The Grand Budapest Hotel remains his highest-grossing title in the territory, starting with £1.5m and ending on £11.5m. Asteroid City, his previous film, opened to £1.1m in June 2023, ending on £5m.
Modern Films is starting Runar Runarsson’s When The Light Breaks in 16 UK-Ireland sites. The opening film of last year’s Cannes Un Certain Regard section stars Elin Hall as a woman grappling with grief while harbouring a secret.
Art film distributor Seventh Art is playing Michelangelo: Love And Death in 51 cinemas this weekend, with £61,140 already in the bank since Tuesday and several sites still to report.
Further event cinema titles include Ballet To Broadway: Wheeldon Works in 220 screenings through Trafalgar Releasing, with £153,741 already banked; and The Sleeping Beauty – Paris Opera 2025 through Pathe.
Southeast Asian titles entering cinemas this weekend are Karan Sharma’s romantic comedy Bhool Chuk Maaf starring Rajkummar Rao and Wamiqa Gabbi, through Yash Raj Films; and Sangeeth Sivan’s comedy-horror Kapkapiii through Zee Studios.

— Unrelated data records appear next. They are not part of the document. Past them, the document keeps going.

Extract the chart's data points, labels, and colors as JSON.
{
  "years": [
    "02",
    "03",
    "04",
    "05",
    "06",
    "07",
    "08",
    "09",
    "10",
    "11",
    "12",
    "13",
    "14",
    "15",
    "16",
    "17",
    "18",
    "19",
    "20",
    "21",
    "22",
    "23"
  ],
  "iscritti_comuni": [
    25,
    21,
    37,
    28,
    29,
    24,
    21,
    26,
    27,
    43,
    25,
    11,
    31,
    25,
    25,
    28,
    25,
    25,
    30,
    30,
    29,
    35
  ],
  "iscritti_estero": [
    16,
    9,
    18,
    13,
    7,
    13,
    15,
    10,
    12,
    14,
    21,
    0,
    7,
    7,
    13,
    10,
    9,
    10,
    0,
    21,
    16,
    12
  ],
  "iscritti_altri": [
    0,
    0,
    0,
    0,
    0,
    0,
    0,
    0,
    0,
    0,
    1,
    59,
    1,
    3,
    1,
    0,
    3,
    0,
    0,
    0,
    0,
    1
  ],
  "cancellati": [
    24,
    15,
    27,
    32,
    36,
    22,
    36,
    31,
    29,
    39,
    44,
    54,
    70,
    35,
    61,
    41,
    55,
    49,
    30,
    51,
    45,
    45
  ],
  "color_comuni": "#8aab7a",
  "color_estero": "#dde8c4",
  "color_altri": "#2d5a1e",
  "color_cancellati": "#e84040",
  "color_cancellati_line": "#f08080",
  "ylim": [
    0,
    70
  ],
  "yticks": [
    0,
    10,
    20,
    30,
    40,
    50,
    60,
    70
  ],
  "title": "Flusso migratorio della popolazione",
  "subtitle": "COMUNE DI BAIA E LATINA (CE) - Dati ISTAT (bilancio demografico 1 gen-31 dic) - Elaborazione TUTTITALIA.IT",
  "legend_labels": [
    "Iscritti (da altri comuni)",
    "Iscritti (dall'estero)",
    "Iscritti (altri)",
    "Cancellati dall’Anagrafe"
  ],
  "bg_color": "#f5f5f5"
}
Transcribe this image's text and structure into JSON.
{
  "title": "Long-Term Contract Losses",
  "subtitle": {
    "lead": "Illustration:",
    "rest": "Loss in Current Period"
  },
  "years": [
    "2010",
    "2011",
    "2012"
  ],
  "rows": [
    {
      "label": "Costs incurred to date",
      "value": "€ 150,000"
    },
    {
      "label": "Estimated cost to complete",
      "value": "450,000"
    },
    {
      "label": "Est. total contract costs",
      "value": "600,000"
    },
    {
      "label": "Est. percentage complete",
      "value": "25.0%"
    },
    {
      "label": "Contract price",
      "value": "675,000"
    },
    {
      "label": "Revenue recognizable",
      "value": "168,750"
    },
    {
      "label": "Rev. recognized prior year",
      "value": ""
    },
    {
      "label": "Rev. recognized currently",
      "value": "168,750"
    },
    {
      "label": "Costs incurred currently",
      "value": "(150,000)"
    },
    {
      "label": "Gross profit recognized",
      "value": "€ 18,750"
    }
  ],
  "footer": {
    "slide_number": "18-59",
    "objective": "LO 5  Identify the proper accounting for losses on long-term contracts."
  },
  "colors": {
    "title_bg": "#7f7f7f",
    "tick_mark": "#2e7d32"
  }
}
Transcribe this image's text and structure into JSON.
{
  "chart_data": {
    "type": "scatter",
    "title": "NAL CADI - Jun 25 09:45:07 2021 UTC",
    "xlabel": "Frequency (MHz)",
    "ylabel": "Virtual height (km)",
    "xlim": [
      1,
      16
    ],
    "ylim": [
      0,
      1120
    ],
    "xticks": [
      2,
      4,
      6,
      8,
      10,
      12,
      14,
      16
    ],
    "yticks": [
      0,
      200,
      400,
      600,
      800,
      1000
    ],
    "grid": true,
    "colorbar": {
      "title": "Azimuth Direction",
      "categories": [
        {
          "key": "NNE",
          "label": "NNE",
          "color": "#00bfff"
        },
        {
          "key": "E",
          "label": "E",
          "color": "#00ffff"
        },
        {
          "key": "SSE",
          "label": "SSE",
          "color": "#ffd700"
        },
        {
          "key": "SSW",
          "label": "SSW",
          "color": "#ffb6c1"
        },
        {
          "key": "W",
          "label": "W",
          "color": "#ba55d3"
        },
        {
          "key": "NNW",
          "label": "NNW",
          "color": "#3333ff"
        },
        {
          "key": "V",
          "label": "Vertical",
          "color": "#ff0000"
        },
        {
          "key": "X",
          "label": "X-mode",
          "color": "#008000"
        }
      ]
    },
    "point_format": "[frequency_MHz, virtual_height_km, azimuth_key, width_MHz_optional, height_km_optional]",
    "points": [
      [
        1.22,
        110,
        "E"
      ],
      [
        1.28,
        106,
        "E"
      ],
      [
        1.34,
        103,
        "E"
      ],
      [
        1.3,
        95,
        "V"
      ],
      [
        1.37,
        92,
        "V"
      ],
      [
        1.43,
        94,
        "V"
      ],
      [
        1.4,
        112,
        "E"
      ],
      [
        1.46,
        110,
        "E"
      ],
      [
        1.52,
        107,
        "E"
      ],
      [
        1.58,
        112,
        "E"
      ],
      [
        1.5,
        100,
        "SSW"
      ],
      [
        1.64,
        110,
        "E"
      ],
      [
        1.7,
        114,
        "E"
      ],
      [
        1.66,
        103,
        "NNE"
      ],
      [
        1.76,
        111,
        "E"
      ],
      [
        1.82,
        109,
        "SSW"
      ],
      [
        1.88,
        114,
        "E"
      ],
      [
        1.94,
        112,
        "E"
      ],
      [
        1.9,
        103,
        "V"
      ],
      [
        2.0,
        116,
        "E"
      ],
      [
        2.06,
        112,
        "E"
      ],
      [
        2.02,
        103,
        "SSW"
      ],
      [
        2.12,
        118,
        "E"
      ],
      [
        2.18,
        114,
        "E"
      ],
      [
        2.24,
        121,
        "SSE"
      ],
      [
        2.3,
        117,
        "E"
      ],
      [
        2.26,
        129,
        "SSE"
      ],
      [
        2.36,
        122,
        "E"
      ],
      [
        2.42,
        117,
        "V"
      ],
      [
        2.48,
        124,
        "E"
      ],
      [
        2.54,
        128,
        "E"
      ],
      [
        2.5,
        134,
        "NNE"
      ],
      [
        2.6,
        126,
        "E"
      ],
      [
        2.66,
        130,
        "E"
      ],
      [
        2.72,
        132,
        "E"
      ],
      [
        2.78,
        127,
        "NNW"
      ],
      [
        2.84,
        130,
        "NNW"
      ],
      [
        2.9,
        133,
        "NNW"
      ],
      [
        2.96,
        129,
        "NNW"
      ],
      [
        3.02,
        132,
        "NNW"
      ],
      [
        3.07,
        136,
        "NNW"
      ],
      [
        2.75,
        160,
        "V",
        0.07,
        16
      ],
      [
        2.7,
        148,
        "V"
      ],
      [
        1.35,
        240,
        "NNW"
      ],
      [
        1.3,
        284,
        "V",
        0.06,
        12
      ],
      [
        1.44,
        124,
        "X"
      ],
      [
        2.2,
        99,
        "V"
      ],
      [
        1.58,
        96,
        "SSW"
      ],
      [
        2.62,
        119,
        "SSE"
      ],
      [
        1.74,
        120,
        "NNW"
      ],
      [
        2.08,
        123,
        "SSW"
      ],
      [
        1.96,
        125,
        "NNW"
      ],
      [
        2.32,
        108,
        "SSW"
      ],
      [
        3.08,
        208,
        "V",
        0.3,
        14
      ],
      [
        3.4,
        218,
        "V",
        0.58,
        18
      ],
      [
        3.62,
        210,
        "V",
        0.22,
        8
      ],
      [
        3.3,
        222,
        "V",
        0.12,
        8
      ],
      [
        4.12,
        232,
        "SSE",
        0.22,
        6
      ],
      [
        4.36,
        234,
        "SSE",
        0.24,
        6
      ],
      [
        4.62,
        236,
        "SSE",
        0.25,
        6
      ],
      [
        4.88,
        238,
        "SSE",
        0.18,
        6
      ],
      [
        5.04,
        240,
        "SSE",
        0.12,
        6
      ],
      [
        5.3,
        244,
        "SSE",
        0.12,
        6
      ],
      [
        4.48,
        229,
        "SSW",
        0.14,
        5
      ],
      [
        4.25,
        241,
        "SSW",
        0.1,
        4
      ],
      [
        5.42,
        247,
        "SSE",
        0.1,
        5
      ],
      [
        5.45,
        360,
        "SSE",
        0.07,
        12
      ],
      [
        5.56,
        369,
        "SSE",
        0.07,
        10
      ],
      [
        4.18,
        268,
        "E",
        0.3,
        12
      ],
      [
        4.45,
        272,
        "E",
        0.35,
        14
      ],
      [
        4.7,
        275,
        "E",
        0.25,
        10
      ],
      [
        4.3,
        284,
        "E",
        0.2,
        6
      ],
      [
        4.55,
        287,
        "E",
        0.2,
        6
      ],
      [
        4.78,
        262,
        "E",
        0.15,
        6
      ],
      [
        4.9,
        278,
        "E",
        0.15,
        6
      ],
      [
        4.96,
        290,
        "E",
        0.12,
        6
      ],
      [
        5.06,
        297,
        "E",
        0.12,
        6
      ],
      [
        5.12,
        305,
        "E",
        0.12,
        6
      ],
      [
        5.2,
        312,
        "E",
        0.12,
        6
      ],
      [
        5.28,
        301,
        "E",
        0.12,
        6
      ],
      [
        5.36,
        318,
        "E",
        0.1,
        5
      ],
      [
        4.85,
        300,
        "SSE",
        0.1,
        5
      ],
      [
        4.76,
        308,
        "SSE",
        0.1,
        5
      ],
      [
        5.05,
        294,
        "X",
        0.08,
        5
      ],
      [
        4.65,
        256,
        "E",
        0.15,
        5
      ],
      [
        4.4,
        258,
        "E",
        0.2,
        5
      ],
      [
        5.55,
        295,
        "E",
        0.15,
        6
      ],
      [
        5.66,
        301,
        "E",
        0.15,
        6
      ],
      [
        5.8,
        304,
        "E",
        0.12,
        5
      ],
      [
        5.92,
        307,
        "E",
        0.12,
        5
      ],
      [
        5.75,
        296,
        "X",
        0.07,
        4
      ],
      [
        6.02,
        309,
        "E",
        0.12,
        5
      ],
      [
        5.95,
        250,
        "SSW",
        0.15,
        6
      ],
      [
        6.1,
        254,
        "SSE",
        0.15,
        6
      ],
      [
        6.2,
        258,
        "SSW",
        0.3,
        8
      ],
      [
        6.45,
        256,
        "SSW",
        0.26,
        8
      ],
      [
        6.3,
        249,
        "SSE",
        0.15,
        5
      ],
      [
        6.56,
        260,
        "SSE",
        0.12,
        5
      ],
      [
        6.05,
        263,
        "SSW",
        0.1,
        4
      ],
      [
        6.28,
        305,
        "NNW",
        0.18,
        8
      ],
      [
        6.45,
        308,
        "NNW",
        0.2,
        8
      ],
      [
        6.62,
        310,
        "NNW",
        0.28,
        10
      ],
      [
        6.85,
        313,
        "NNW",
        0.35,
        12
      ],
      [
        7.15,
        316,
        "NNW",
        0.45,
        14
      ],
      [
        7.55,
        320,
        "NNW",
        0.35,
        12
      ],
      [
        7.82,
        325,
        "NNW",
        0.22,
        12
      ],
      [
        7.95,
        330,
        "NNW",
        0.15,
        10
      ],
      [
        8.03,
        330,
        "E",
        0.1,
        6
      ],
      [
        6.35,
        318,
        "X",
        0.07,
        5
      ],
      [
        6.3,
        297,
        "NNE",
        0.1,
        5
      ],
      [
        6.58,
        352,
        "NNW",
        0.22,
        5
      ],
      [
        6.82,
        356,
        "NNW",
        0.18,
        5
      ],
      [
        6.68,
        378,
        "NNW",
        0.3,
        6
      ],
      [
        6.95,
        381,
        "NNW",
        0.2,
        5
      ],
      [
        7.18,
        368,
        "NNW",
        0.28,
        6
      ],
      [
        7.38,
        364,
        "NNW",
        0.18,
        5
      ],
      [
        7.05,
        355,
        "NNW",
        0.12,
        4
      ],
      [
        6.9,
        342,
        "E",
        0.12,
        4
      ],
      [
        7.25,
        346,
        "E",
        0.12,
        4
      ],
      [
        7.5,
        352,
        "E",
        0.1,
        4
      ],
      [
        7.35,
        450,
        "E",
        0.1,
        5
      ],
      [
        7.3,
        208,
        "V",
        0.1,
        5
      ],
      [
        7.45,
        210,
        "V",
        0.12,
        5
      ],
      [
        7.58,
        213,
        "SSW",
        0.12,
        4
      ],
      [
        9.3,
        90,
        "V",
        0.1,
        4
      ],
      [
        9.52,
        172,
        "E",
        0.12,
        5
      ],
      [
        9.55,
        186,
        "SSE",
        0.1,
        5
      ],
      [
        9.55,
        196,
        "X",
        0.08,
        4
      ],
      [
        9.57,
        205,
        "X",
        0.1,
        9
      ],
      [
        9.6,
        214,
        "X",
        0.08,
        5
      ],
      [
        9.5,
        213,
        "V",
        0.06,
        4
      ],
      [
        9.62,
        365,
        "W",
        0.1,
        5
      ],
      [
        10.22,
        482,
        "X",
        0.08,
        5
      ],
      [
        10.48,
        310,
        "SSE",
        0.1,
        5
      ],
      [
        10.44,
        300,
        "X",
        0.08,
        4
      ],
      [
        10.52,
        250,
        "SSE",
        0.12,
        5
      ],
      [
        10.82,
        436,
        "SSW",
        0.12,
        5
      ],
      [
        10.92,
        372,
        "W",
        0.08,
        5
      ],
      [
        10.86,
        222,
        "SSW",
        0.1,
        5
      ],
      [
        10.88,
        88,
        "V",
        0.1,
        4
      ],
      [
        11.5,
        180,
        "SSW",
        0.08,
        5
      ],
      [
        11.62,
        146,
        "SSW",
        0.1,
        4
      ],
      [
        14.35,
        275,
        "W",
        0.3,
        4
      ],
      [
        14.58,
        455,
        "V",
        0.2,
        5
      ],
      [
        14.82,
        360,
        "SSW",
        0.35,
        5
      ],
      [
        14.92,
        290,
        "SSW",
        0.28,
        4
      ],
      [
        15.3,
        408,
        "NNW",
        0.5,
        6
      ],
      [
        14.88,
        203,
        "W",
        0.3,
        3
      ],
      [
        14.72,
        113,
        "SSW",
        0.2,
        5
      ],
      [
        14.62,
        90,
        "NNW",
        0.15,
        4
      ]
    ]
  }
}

Violet Pictures is releasing a 4K restoration of Les Blank’s 1982 documentary Burden of Dreams, about the making of Werner Herzog’s Fitzcarraldo, in four sites; while Day For Night has Wei Liang Chiang and You Qiao Yin’s Singaporean-Taiwanese drama Mongrel in five.
Many holdovers will be squeezed out by the Lilo & Stich and The Final Reckoning arrival; but Warner Bros’ Final Destination: Bloodlines and Disney’s Thunderbolts* will still hope to find space.